«La progression est donc certaine; même si elle est lente»

Pr. Joseph Vincent Ntuda Ebode, chef du Centre de recherche d’études politiques et stratégiques, université de Yaoundé II.          

Après la désignation des principaux responsables de la force multinationale mixte de la CBLT, quel décryptage faites-vous de la mise en œuvre de cette force ?

L’opérationnalisation de la force multinationale se fait de manière progressive quoique lente. En effet, depuis l’élection du nouveau président nigérian et la réorganisation du dispositif qui s’en est suivie, la progression semble constante.

Certes, la prise en main de l’ensemble de l’opération par la communauté onusiènne est encore attendue; mais on aura constaté qu’après l’élection d’un nouveau président au Nigeria, la direction des opérations précédemment dévolue au Tchad est passée sous commandement du Nigeria et le général en charge des opérations nommé, au terme des visites officielles effectuées dans les principaux pays de la ligne de front par le président Buhari.

La nomination du commandant en second par le Cameroun confirme cette implémentation progressive et ouvre la voie au déploiement des troupes sur le terrain. La progression est donc certaine; même si elle est lente. Et cela est la marque d’une volonté politique manifeste des chefs d’Etat des deux sous-régions CEEAC et CEDEAO.

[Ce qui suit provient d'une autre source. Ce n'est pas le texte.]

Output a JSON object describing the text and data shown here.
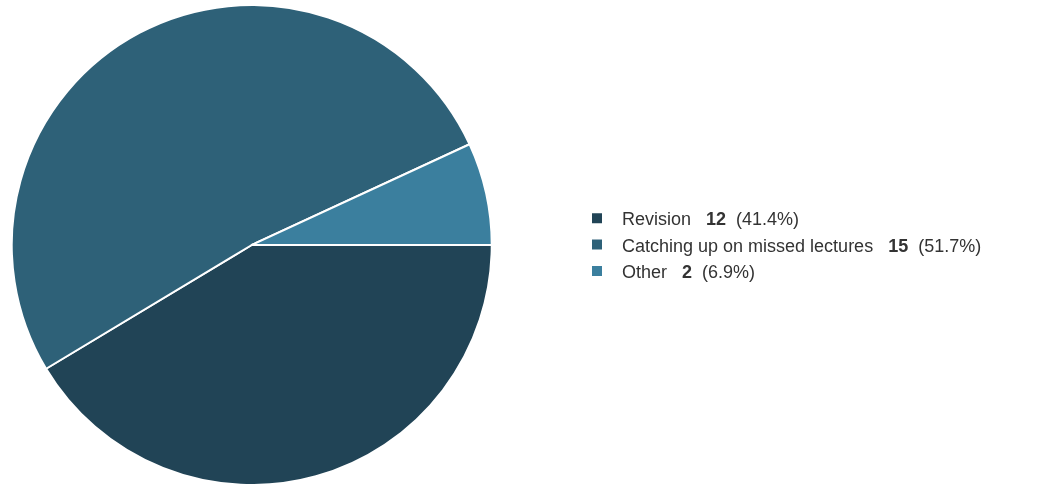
{
  "chart_data": {
    "type": "pie",
    "categories": [
      "Revision",
      "Catching up on missed lectures",
      "Other"
    ],
    "values": [
      12,
      15,
      2
    ],
    "value_labels": [
      "12 (41.4%)",
      "15 (51.7%)",
      "2 (6.9%)"
    ],
    "colors": [
      "#214456",
      "#2e6178",
      "#3b7f9e"
    ],
    "legend": "right"
  }
}
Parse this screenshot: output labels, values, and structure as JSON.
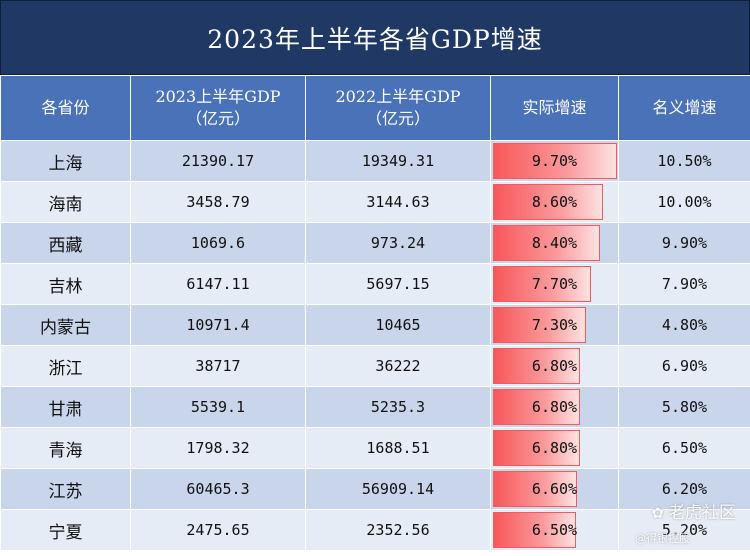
{
  "title": "2023年上半年各省GDP增速",
  "headers": {
    "province": "各省份",
    "gdp2023_line1": "2023上半年GDP",
    "gdp2023_line2": "（亿元）",
    "gdp2022_line1": "2022上半年GDP",
    "gdp2022_line2": "（亿元）",
    "real_growth": "实际增速",
    "nominal_growth": "名义增速"
  },
  "rows": [
    {
      "province": "上海",
      "gdp2023": "21390.17",
      "gdp2022": "19349.31",
      "real": "9.70%",
      "real_value": 9.7,
      "nominal": "10.50%"
    },
    {
      "province": "海南",
      "gdp2023": "3458.79",
      "gdp2022": "3144.63",
      "real": "8.60%",
      "real_value": 8.6,
      "nominal": "10.00%"
    },
    {
      "province": "西藏",
      "gdp2023": "1069.6",
      "gdp2022": "973.24",
      "real": "8.40%",
      "real_value": 8.4,
      "nominal": "9.90%"
    },
    {
      "province": "吉林",
      "gdp2023": "6147.11",
      "gdp2022": "5697.15",
      "real": "7.70%",
      "real_value": 7.7,
      "nominal": "7.90%"
    },
    {
      "province": "内蒙古",
      "gdp2023": "10971.4",
      "gdp2022": "10465",
      "real": "7.30%",
      "real_value": 7.3,
      "nominal": "4.80%"
    },
    {
      "province": "浙江",
      "gdp2023": "38717",
      "gdp2022": "36222",
      "real": "6.80%",
      "real_value": 6.8,
      "nominal": "6.90%"
    },
    {
      "province": "甘肃",
      "gdp2023": "5539.1",
      "gdp2022": "5235.3",
      "real": "6.80%",
      "real_value": 6.8,
      "nominal": "5.80%"
    },
    {
      "province": "青海",
      "gdp2023": "1798.32",
      "gdp2022": "1688.51",
      "real": "6.80%",
      "real_value": 6.8,
      "nominal": "6.50%"
    },
    {
      "province": "江苏",
      "gdp2023": "60465.3",
      "gdp2022": "56909.14",
      "real": "6.60%",
      "real_value": 6.6,
      "nominal": "6.20%"
    },
    {
      "province": "宁夏",
      "gdp2023": "2475.65",
      "gdp2022": "2352.56",
      "real": "6.50%",
      "real_value": 6.5,
      "nominal": "5.20%"
    }
  ],
  "bar_max_value": 9.7,
  "watermark": {
    "main": "老虎社区",
    "sub": "@得银控股"
  },
  "colors": {
    "title_bg": "#1f3864",
    "header_bg": "#4a72b8",
    "row_odd": "#c9d5ea",
    "row_even": "#e6ecf6",
    "bar": "#f7575a"
  }
}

Avec cette nouvelle donne, à quoi devrait-on s’attendre dans l”évolution de cette guerre contre Boko Haram?

Dans l’évolution de la guerre contre Boko Haram, on devrait s’attendre, au niveau du théâtre des opérations, à un quadrillage intense du terrain entrainant l’encerclement du dispositif de Boko Haram et un étouffement de son centre de gravité: réduisant de ce fait et de manière drastique sa capacité de mobilité et coupant ses sources de ravitaillement.

Cette stratégie devrait à coup sûr, en même temps mettre à mal les actions des cellules dormantes d’une part, et d’autre part, amener celles des cellules qui ont eu le temps d’amasser les explosifs, de se lancer dans des attaques, tous azimuts, mais sans logique d’ensemble, faute d’un centre de coordination.

Faut-il donc maintenir la vigilance contre la prolifération des “cellules dormantes” ou des “loups solitaires” de Boko Haram dans sa nouvelle stratégie de nuire dans les pays du bassin du Lac Tchad?

Oui, comme je viens de le dire, l’une des conséquences prévisibles de la stratégie actuelle des pays du pourtour du Lac Tchad pourrait bien être la prolifération des “cellules dormantes” ou des “loups solitaires”. La plupart des groupes terroristes contemporains sont conçus pour survivre à l’anéantissement de leur fondateur et ce n’est pas Boko Haram qui ferait l’exception.

Comment évaluez-vous les mesures sécuritaires prises surtout au Cameroun pour contenir cette nouvelle stratégie asymétrique de la nébuleuse?

Les mesures prises jusqu’à présent par le Cameroun pour contrer Boko Haram semblent satisfaisantes parce qu’elles sont globales : civilo-militaire, sécuritaire, économique, politique et diplomatique. Certes de temps en temps, il y a des correctifs signes des retours d’expériences. Mais l’objectif global qui est de défendre l’accès sur notre territoire est atteint avec succès depuis plus d’un an. En outre, après la phase essentiellement militaire du début, nous sommes actuellement dans une étape qui combine l’action des forces des trois catégories et c’est cette mutualisation qui donne les résultats satisfaisants actuels.

Face à la presse nationale à l’occasion de la célébration du 55e anniversaire de l’indépendance du Tchad, le président Idriss Deby Itno déclarait que Boko Haram va disparaître avec la mise en place de la force mixte. Sommes-nous vraiment à la fin ?

A mon sens, cette guerre sera longue. En fait, s’il ne fait point de doute que sa phase essentiellement militaire prendra fin plus tôt, il restera néanmoins à garantir, à l’ensemble de la population et en permanence, en tout temps et en tout lieu, la sécurité; c’est-à-dire, empêcher les attentats et les prises d’otages. Tout laisse penser que cette phase sera longue car, à l’alliance sous-régionale des Etats, correspond aussi une contre alliance internationale des criminels qui fait fleurir l’économie criminelle. On ne devra donc pas baisser la garde, au motif que les affrontements militaires rudes ont diminué.